Sa’ad bin Mu’adz, meski masih terbilang muda, baru 37 tahun, tetapi pengaruhnya memang luar biasa. Tubuhnya tinggi besar. Jenazah beliau dimakamkan di Baqi’, sebelah Masjid Nabawi, setelah dishalatkan oleh Nabi. Ketika hendak dibawa, orang-orang Munafik mengatakan, “Kita tak akan kuat mengangkatnya.” Nabi pun menjawab, “Apa yang membuatnya tidak ringan, sementara Malaikat ini dan ini ikut turun, sementara belum pernah ada sebelumnya yang turun. Mereka telah memikulnya bersama kalian.” Para sahabat pun mengatakan, “Ya Rasulullah, pantas saja, belum pernah kami mengangkat mayat yang lebih ringan ketimbang dia.”   [ad-Dzahabi, Siyar al-A’lam an-Nubala’, Juz III/180]

Ketika sampai di liang kubur Sa’ad, ada 4 orang yang turun. Mereka adalah al-Harits bin Aus, Usaid bin al-Hudhair, Abu Na’ilah Silkan, dan Salamah bin Waqasy.
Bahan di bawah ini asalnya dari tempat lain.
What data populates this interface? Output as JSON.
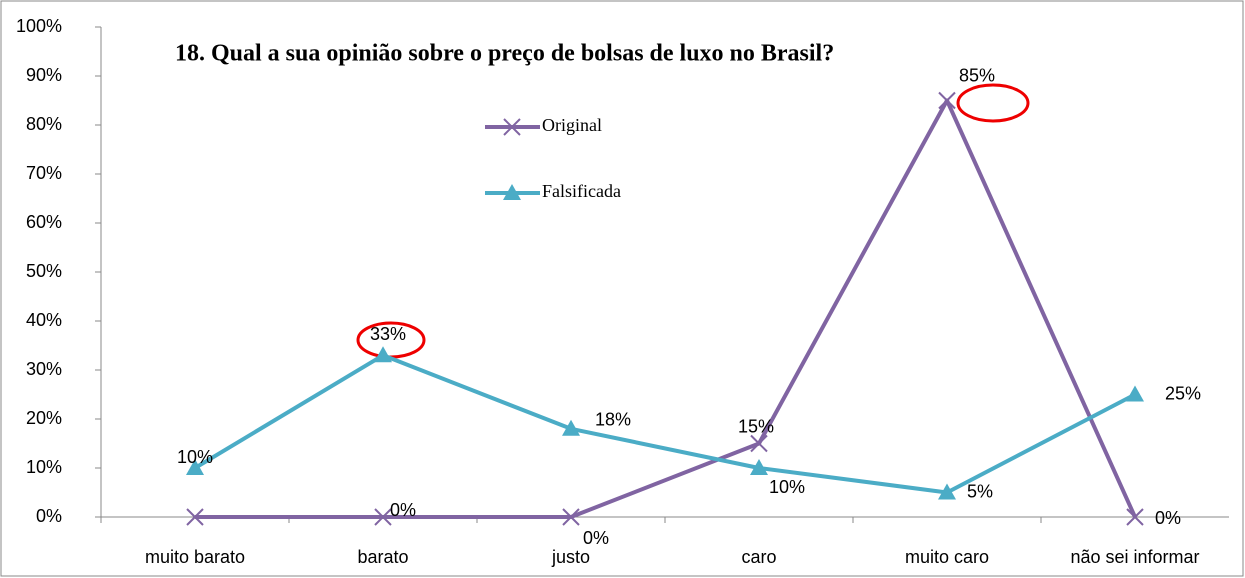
{
  "chart_data": {
    "type": "line",
    "title": "18. Qual a sua opinião sobre o preço de bolsas de luxo no Brasil?",
    "categories": [
      "muito barato",
      "barato",
      "justo",
      "caro",
      "muito caro",
      "não sei informar"
    ],
    "series": [
      {
        "name": "Original",
        "color": "#8064a2",
        "marker": "x",
        "values": [
          0,
          0,
          0,
          15,
          85,
          0
        ],
        "value_labels": [
          null,
          "0%",
          "0%",
          "15%",
          "85%",
          "0%"
        ]
      },
      {
        "name": "Falsificada",
        "color": "#4bacc6",
        "marker": "triangle",
        "values": [
          10,
          33,
          18,
          10,
          5,
          25
        ],
        "value_labels": [
          "10%",
          "33%",
          "18%",
          "10%",
          "5%",
          "25%"
        ]
      }
    ],
    "ylim": [
      0,
      100
    ],
    "yticks": [
      {
        "value": 0,
        "label": "0%"
      },
      {
        "value": 10,
        "label": "10%"
      },
      {
        "value": 20,
        "label": "20%"
      },
      {
        "value": 30,
        "label": "30%"
      },
      {
        "value": 40,
        "label": "40%"
      },
      {
        "value": 50,
        "label": "50%"
      },
      {
        "value": 60,
        "label": "60%"
      },
      {
        "value": 70,
        "label": "70%"
      },
      {
        "value": 80,
        "label": "80%"
      },
      {
        "value": 90,
        "label": "90%"
      },
      {
        "value": 100,
        "label": "100%"
      }
    ],
    "grid": false
  }
}
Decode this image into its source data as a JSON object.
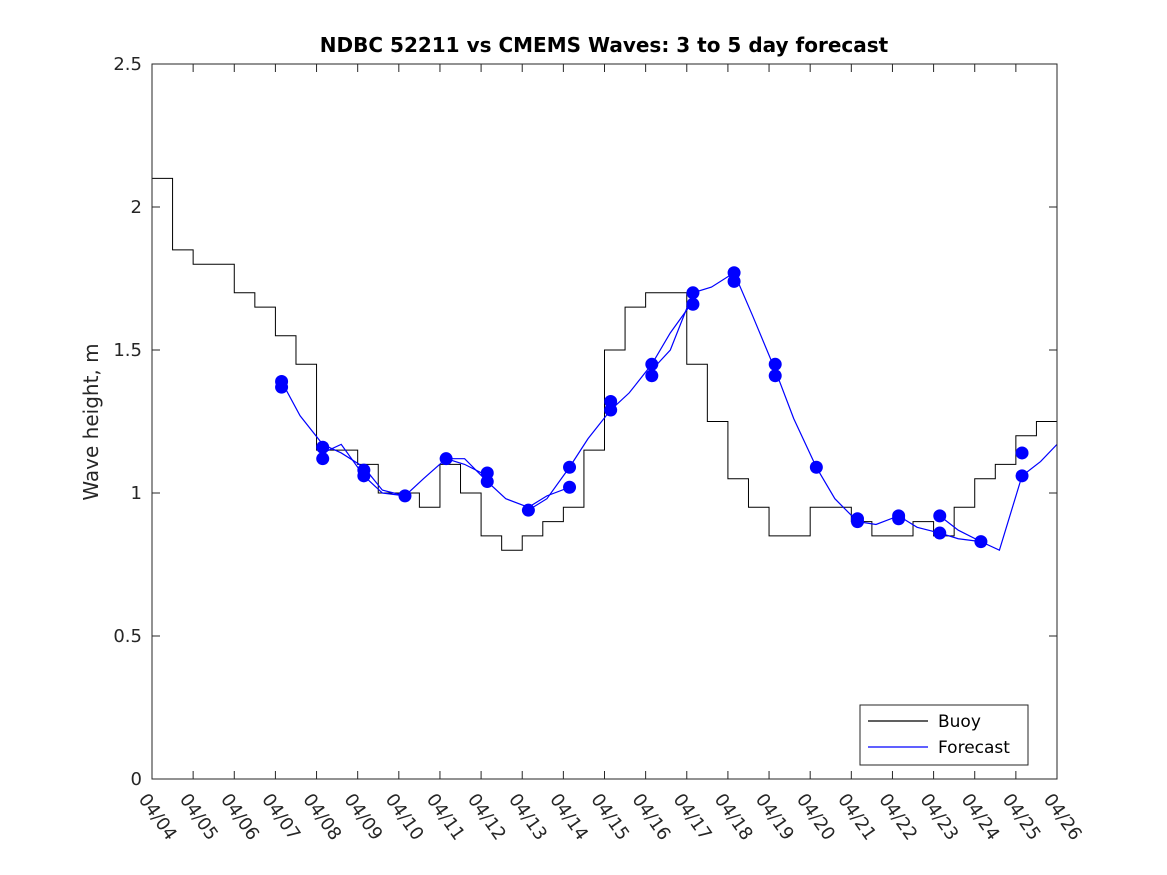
{
  "chart_data": {
    "type": "line",
    "title": "NDBC 52211 vs CMEMS Waves: 3 to 5 day forecast",
    "xlabel": "",
    "ylabel": "Wave height, m",
    "xlim": [
      0,
      22
    ],
    "ylim": [
      0,
      2.5
    ],
    "yticks": [
      0,
      0.5,
      1,
      1.5,
      2,
      2.5
    ],
    "ytick_labels": [
      "0",
      "0.5",
      "1",
      "1.5",
      "2",
      "2.5"
    ],
    "xtick_labels": [
      "04/04",
      "04/05",
      "04/06",
      "04/07",
      "04/08",
      "04/09",
      "04/10",
      "04/11",
      "04/12",
      "04/13",
      "04/14",
      "04/15",
      "04/16",
      "04/17",
      "04/18",
      "04/19",
      "04/20",
      "04/21",
      "04/22",
      "04/23",
      "04/24",
      "04/25",
      "04/26"
    ],
    "legend": {
      "position": "bottom-right",
      "entries": [
        "Buoy",
        "Forecast"
      ]
    },
    "colors": {
      "buoy": "#000000",
      "forecast": "#0000ff"
    },
    "series": [
      {
        "name": "Buoy",
        "x": [
          0,
          0.5,
          1,
          1.5,
          2,
          2.5,
          3,
          3.5,
          4,
          4.5,
          5,
          5.5,
          6,
          6.5,
          7,
          7.5,
          8,
          8.5,
          9,
          9.5,
          10,
          10.5,
          11,
          11.5,
          12,
          12.5,
          13,
          13.5,
          14,
          14.5,
          15,
          15.5,
          16,
          16.5,
          17,
          17.5,
          18,
          18.5,
          19,
          19.5,
          20,
          20.5,
          21,
          21.5,
          22
        ],
        "values": [
          2.1,
          1.85,
          1.8,
          1.8,
          1.7,
          1.65,
          1.55,
          1.45,
          1.15,
          1.15,
          1.1,
          1.0,
          1.0,
          0.95,
          1.1,
          1.0,
          0.85,
          0.8,
          0.85,
          0.9,
          0.95,
          1.15,
          1.5,
          1.65,
          1.7,
          1.7,
          1.45,
          1.25,
          1.05,
          0.95,
          0.85,
          0.85,
          0.95,
          0.95,
          0.9,
          0.85,
          0.85,
          0.9,
          0.85,
          0.95,
          1.05,
          1.1,
          1.2,
          1.25,
          1.2
        ]
      },
      {
        "name": "Forecast",
        "runs": [
          {
            "x": [
              3.15,
              3.6,
              4.15,
              4.6,
              5.15,
              5.6,
              6.15
            ],
            "values": [
              1.39,
              1.27,
              1.17,
              1.14,
              1.09,
              1.01,
              0.99
            ]
          },
          {
            "x": [
              4.15,
              4.6,
              5.15,
              5.6,
              6.15,
              6.6,
              7.15,
              7.6,
              8.15
            ],
            "values": [
              1.14,
              1.17,
              1.06,
              1.0,
              0.99,
              1.05,
              1.12,
              1.1,
              1.06
            ]
          },
          {
            "x": [
              7.15,
              7.6,
              8.15,
              8.6,
              9.15,
              9.6,
              10.15
            ],
            "values": [
              1.12,
              1.12,
              1.04,
              0.98,
              0.95,
              0.99,
              1.02
            ]
          },
          {
            "x": [
              9.15,
              9.6,
              10.15,
              10.6,
              11.15,
              11.6,
              12.15,
              12.6,
              13.15
            ],
            "values": [
              0.94,
              0.98,
              1.09,
              1.19,
              1.29,
              1.35,
              1.45,
              1.56,
              1.67
            ]
          },
          {
            "x": [
              12.15,
              12.6,
              13.15,
              13.6,
              14.15,
              14.6,
              15.15,
              15.6,
              16.15
            ],
            "values": [
              1.43,
              1.5,
              1.7,
              1.72,
              1.77,
              1.62,
              1.43,
              1.26,
              1.09
            ]
          },
          {
            "x": [
              16.15,
              16.6,
              17.15,
              17.6,
              18.15,
              18.6,
              19.15,
              19.6,
              20.15
            ],
            "values": [
              1.09,
              0.98,
              0.9,
              0.89,
              0.92,
              0.88,
              0.86,
              0.84,
              0.83
            ]
          },
          {
            "x": [
              19.15,
              19.6,
              20.15,
              20.6,
              21.15,
              21.6,
              22.0
            ],
            "values": [
              0.92,
              0.87,
              0.83,
              0.8,
              1.06,
              1.11,
              1.17
            ]
          }
        ],
        "markers": {
          "x": [
            3.15,
            3.15,
            4.15,
            4.15,
            5.15,
            5.15,
            6.15,
            7.15,
            8.15,
            8.15,
            9.15,
            10.15,
            10.15,
            11.15,
            11.15,
            12.15,
            12.15,
            13.15,
            13.15,
            14.15,
            14.15,
            15.15,
            15.15,
            16.15,
            17.15,
            17.15,
            18.15,
            18.15,
            19.15,
            19.15,
            20.15,
            21.15,
            21.15
          ],
          "values": [
            1.39,
            1.37,
            1.16,
            1.12,
            1.08,
            1.06,
            0.99,
            1.12,
            1.07,
            1.04,
            0.94,
            1.09,
            1.02,
            1.32,
            1.29,
            1.45,
            1.41,
            1.7,
            1.66,
            1.77,
            1.74,
            1.45,
            1.41,
            1.09,
            0.91,
            0.9,
            0.92,
            0.91,
            0.92,
            0.86,
            0.83,
            1.14,
            1.06
          ]
        }
      }
    ]
  }
}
Rasulullah Shalla-Llahu ‘alaihi wa sallama ketika itu berdiri. Ketika jenazah Sa’ad diletakkan di liang lahatnya, wajah Nabi seketika berubah. Baginda Shalla-Llahu ‘alaihi wa sallama bertasbih sebanyak tiga kali. Kaum Muslim pun ikut bertasbih, sehingga suasana Baqi’ ketika bergetar. Nabi Shalla-Llahu ‘alaihi wa sallama kemudian mengucapkan takbir tiga kali, kaum Muslim pun mengikutinya.

Ketika itu, Nabi Shalla-Llahu ‘alaihi wa sallama ditanya, “Ada apa gerangan?” Baginda menjawab, “Kubur ini tiba-tiba hendak menghimpit sahabat kalian. Dia benar-benar telah dimasukkan. Andai saja ada yang selamat darinya, maka dia [Sa’ad]-lah yang selamat. Maka, Allah pun melapangkan kubur itu untuknya.” Dalam riwayat lain, “Kubur itu mempunyai hak menekan. Andai saja, ada yang selamat darinya, maka Sa’ad bin Mu’adz telah selamat darinya.” [Hr. Ahmad dengan isnad yang kuat]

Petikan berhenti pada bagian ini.